For buying or selling real estate, you may want to consider using a contract for deed instead of financing the sale with a traditional mortgage. A contract for deed has some advantages over conventional financing—but also some risks.
Traditional financing options
Most real estate sales involve three parties: the seller, the buyer, and a financing company such as a bank or commercial mortgage company. At closing, the seller is paid in full, signs a warranty deed transferring ownership to the buyer, and is done with the transaction. After the buyer signs a promissory note and mortgage, they obtain full title, with the mortgage as a lien on the property.
Sometimes it's advantageous for the seller to finance the sale and eliminate the financing company. The seller can hold a mortgage, but a more common type of seller-financing is a contract for deed, sometimes called a land contract or agreement for deed.
How a contract for deed works
A contract for deed is a legal document containing the terms of the sale. Unlike with conventional financing, title is not immediately transferred to the buyer. The seller retains title until all amounts due under the agreement are paid, then signs a warranty deed transferring title to the buyer. If the buyer defaults, the seller keeps title to the property.
A contract for deed typically includes:
- The purchase price.
- Any down payment required.
- The interest rate.
- The amount of each payment, usually made monthly, which may consist only of interest or of a combination of interest and principal.
- The term of the contract, which can be whatever is agreed upon. Traditional mortgages are typically held for either 15 or 30 years, but a contract for deed is often from five to 40 years.
- Details of what happens in the event of default.
To protect the buyer, the contract for deed should be recorded with the appropriate government office.
If the full purchase price will not be paid by the end of the term, the balance—called a balloon payment—is due at that time. This balloon payment is made by the buyer either paying it directly to the seller, obtaining new financing, or negotiating a new contract for deed.
Advantages of a contract for deed
A contract for deed offers the following plusses for both parties:
- Avoiding or reducing closing costs of traditional mortgages, such as appraisals, surveys, title searches, attorneys, and inspections; as well as loan origination, document preparation, and numerous other fees typically charged to increase lender profits.
- Permitting a quicker sale, without waiting for mortgage approval. This can be attractive if the buyer needs to move quickly or the seller wants a quick sale.
- Allowing the sale of property that is difficult to finance through a commercial lender. This may occur if the property doesn't have a sufficient appraisal value, doesn't pass physical inspection, or has title problems.
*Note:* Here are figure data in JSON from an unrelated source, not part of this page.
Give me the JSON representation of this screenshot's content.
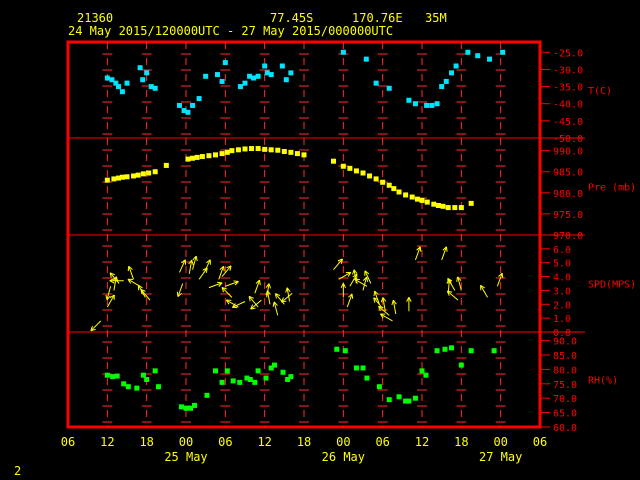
{
  "header": {
    "station": "21360",
    "lat": "77.45S",
    "lon": "170.76E",
    "elev": "35M",
    "period": "24 May 2015/120000UTC - 27 May 2015/000000UTC"
  },
  "footer": {
    "page": "2"
  },
  "colors": {
    "frame": "#ff0000",
    "tick": "#ff3030",
    "header": "#ffff00",
    "temp": "#00e5ff",
    "pres": "#ffff00",
    "wind": "#ffff00",
    "rh": "#00ff00",
    "axis_text": "#ffaa00"
  },
  "chart_data": {
    "type": "scatter",
    "x_axis": {
      "hour_labels": [
        "06",
        "12",
        "18",
        "00",
        "06",
        "12",
        "18",
        "00",
        "06",
        "12",
        "18",
        "00",
        "06"
      ],
      "hour_values": [
        6,
        12,
        18,
        24,
        30,
        36,
        42,
        48,
        54,
        60,
        66,
        72,
        78
      ],
      "day_labels": [
        "25 May",
        "26 May",
        "27 May"
      ],
      "day_positions": [
        24,
        48,
        72
      ],
      "unit": "hours from 24 May 2015 00UTC",
      "range": [
        6,
        78
      ]
    },
    "panels": [
      {
        "name": "temp",
        "label": "T(C)",
        "ylim": [
          -50,
          -22
        ],
        "ticks": [
          -50,
          -45,
          -40,
          -35,
          -30,
          -25
        ],
        "tick_labels": [
          "-50.0",
          "-45.0",
          "-40.0",
          "-35.0",
          "-30.0",
          "-25.0"
        ],
        "x": [
          12,
          12.7,
          13.3,
          13.7,
          14.3,
          15,
          17,
          17.4,
          18,
          18.7,
          19.3,
          23,
          23.7,
          24.3,
          25,
          26,
          27,
          28.8,
          29.5,
          30,
          32.3,
          33,
          33.7,
          34.3,
          35,
          36,
          36.4,
          37,
          38.7,
          39.3,
          40,
          48,
          51.5,
          53,
          55,
          58,
          59,
          60.7,
          61.5,
          62.3,
          63,
          63.7,
          64.5,
          65.2,
          67,
          68.5,
          70.3,
          72.3
        ],
        "y": [
          -32.5,
          -33,
          -34,
          -35,
          -36.5,
          -34,
          -29.5,
          -33,
          -31,
          -35,
          -35.5,
          -40.5,
          -42,
          -42.5,
          -40.5,
          -38.5,
          -32,
          -31.5,
          -33.5,
          -28,
          -35,
          -34,
          -32,
          -32.5,
          -32,
          -29,
          -31,
          -31.5,
          -29,
          -33,
          -31,
          -25,
          -27,
          -34,
          -35.5,
          -39,
          -40,
          -40.5,
          -40.5,
          -40,
          -35,
          -33.5,
          -31,
          -29,
          -25,
          -26,
          -27,
          -25
        ]
      },
      {
        "name": "pres",
        "label": "Pre (mb)",
        "ylim": [
          970,
          993
        ],
        "ticks": [
          970,
          975,
          980,
          985,
          990
        ],
        "tick_labels": [
          "970.0",
          "975.0",
          "980.0",
          "985.0",
          "990.0"
        ],
        "x": [
          12,
          13,
          13.7,
          14.3,
          15,
          16,
          16.7,
          17.5,
          18.3,
          19.3,
          21,
          24.3,
          25,
          25.7,
          26.5,
          27.5,
          28.5,
          29.5,
          30.3,
          31,
          32,
          33,
          34,
          35,
          36,
          37,
          38,
          39,
          40,
          41,
          42,
          46.5,
          48,
          49,
          50,
          51,
          52,
          53,
          54,
          55,
          55.7,
          56.5,
          57.5,
          58.5,
          59.3,
          60,
          60.8,
          61.8,
          62.5,
          63.2,
          64,
          65,
          66,
          67.5
        ],
        "y": [
          983,
          983.3,
          983.5,
          983.7,
          983.8,
          984,
          984.2,
          984.5,
          984.7,
          985,
          986.5,
          988,
          988.2,
          988.4,
          988.6,
          988.8,
          989,
          989.3,
          989.6,
          990,
          990.2,
          990.4,
          990.5,
          990.5,
          990.3,
          990.2,
          990.1,
          989.8,
          989.6,
          989.3,
          989,
          987.5,
          986.3,
          985.8,
          985.2,
          984.7,
          984,
          983.3,
          982.5,
          981.8,
          981,
          980.2,
          979.5,
          979,
          978.5,
          978.2,
          977.8,
          977.3,
          977,
          976.8,
          976.5,
          976.5,
          976.5,
          977.5
        ]
      },
      {
        "name": "wind",
        "label": "SPD(MPS)",
        "ylim": [
          0,
          7
        ],
        "ticks": [
          0,
          1,
          2,
          3,
          4,
          5,
          6
        ],
        "tick_labels": [
          "0.0",
          "1.0",
          "2.0",
          "3.0",
          "4.0",
          "5.0",
          "6.0"
        ],
        "x": [
          11,
          12,
          12.5,
          13,
          13.8,
          14.5,
          16,
          17,
          17.8,
          18.5,
          23,
          23.5,
          24.5,
          25,
          26,
          26.8,
          27.5,
          29,
          29.5,
          30,
          31,
          32,
          33,
          34.5,
          35,
          35.5,
          36.3,
          36.8,
          38,
          39,
          39.8,
          40.2,
          46.5,
          47.3,
          48,
          48.6,
          49,
          50,
          51,
          51.6,
          52.2,
          53.5,
          54,
          54.4,
          55,
          55.5,
          56,
          58,
          59,
          63,
          64,
          65,
          65.5,
          66,
          70,
          71.5
        ],
        "y": [
          0.8,
          1.8,
          3.3,
          3.0,
          3.5,
          3.7,
          3.8,
          3.3,
          2.5,
          2.3,
          4.3,
          3.5,
          4.2,
          4.5,
          3.8,
          4.3,
          3.2,
          3.8,
          4.0,
          3.3,
          2.5,
          1.8,
          2.2,
          2.8,
          1.8,
          2.3,
          2.5,
          2.0,
          1.2,
          2.0,
          2.2,
          2.8,
          4.5,
          3.8,
          2.5,
          1.8,
          3.3,
          3.5,
          3.0,
          3.3,
          3.5,
          2.0,
          1.7,
          1.5,
          1.2,
          0.8,
          1.3,
          1.5,
          5.2,
          5.2,
          2.8,
          3.0,
          2.3,
          3.0,
          2.5,
          3.3
        ],
        "dir": [
          225,
          30,
          195,
          10,
          320,
          270,
          340,
          300,
          330,
          320,
          25,
          200,
          10,
          15,
          35,
          25,
          70,
          20,
          40,
          70,
          315,
          300,
          245,
          20,
          320,
          230,
          10,
          350,
          345,
          320,
          350,
          230,
          40,
          60,
          0,
          20,
          30,
          350,
          15,
          300,
          335,
          340,
          320,
          350,
          310,
          300,
          350,
          0,
          20,
          20,
          5,
          330,
          310,
          345,
          330,
          20
        ]
      },
      {
        "name": "rh",
        "label": "RH(%)",
        "ylim": [
          60,
          93
        ],
        "ticks": [
          60,
          65,
          70,
          75,
          80,
          85,
          90
        ],
        "tick_labels": [
          "60.0",
          "65.0",
          "70.0",
          "75.0",
          "80.0",
          "85.0",
          "90.0"
        ],
        "x": [
          12,
          12.8,
          13.5,
          14.5,
          15.2,
          16.5,
          17.5,
          18,
          19.3,
          19.8,
          23.3,
          24,
          24.7,
          25.3,
          27.2,
          28.5,
          29.5,
          30.3,
          31.2,
          32.2,
          33.3,
          33.8,
          34.5,
          35,
          36.2,
          37,
          37.5,
          38.8,
          39.5,
          40,
          47,
          48.3,
          50,
          51,
          51.6,
          53.5,
          55,
          56.5,
          57.5,
          58,
          59,
          60,
          60.6,
          62.3,
          63.5,
          64.5,
          66,
          67.5,
          71
        ],
        "y": [
          78,
          77.5,
          77.7,
          75,
          74,
          73.5,
          78,
          76.5,
          79.5,
          74,
          67,
          66.5,
          66.5,
          67.5,
          71,
          79.5,
          75.5,
          79.5,
          76,
          75.5,
          77,
          76.5,
          75.5,
          79.5,
          77,
          80.5,
          81.5,
          79,
          76.5,
          77.5,
          87,
          86.5,
          80.5,
          80.5,
          77,
          74,
          69.5,
          70.5,
          69,
          69,
          70,
          79.5,
          78,
          86.5,
          87,
          87.5,
          81.5,
          86.5,
          86.5
        ]
      }
    ]
  }
}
- Allowing the sale if the buyer cannot qualify for a traditional mortgage, due to bad credit or not having sufficient down-payment funds, income, verifiable income, or income-to-debt ratio. For the seller, this can be important if the real estate market is down and traditional mortgage-qualified buyers are scarce.
A contract for deed can offer the buyer more flexible terms than those from a commercial lender. This can relate to the interest rate, term of the contract, and payment structure. From the seller's perspective, a contract for deed makes the property an investment. The interest rate under the contract may be greater than rates available elsewhere.
Disadvantages of a contract for deed
Buyers should be aware of the following risks associated with a contract for deed:
- You don't have legal title to the property, so you cannot sell it or use it as collateral for a mortgage or other loan.
- Depending upon state laws, if you default, it may be easier and quicker for the seller to recover possession than with a traditional mortgage foreclosure. For example, in some states, mortgage foreclosure may take six months or more, whereas cancellation of a land contract may take as little as 60 days.
- You can lose the property after years of making payments if you are unable to make the balloon payment. It is unwise to purchase on a contract for deed in the hope that you can repair your credit and obtain a conventional loan by the time the balloon payment is due.
- You have the responsibility to determine if the seller actually owns the property, whether there are outstanding mortgages, and if the property is in good condition and free of title problems.
- If the property is mortgaged, you need to make sure the seller makes the mortgage payments.
- If you have credit problems, you may have difficulty obtaining a loan for repairs if it becomes necessary.
Sellers need to be aware of the following potential disadvantages:
- The buyer may default, which is more likely if the buyer is unable to qualify for a traditional mortgage. You will then need to go through your state-specific legal procedure to repossess the property.
- Money tied up in the property might be used for better or safer investments elsewhere.
- You must be sure the property is insured and maintained and that property taxes are paid.
- You need to be sure the contract for deed does not trigger a “due on sale" clause in any existing mortgage.
- You may be subject to government regulation. Some states or localities require certain real estate sale-disclosure statements. Complaints about high-interest, long-term contracts for deed with low-income buyers have attracted the interest of various federal, state, and local regulatory agencies.
For many, buying or selling property with a contract for deed is a viable option. However, it is important to understand the benefits and risks compared to going the traditional financing route.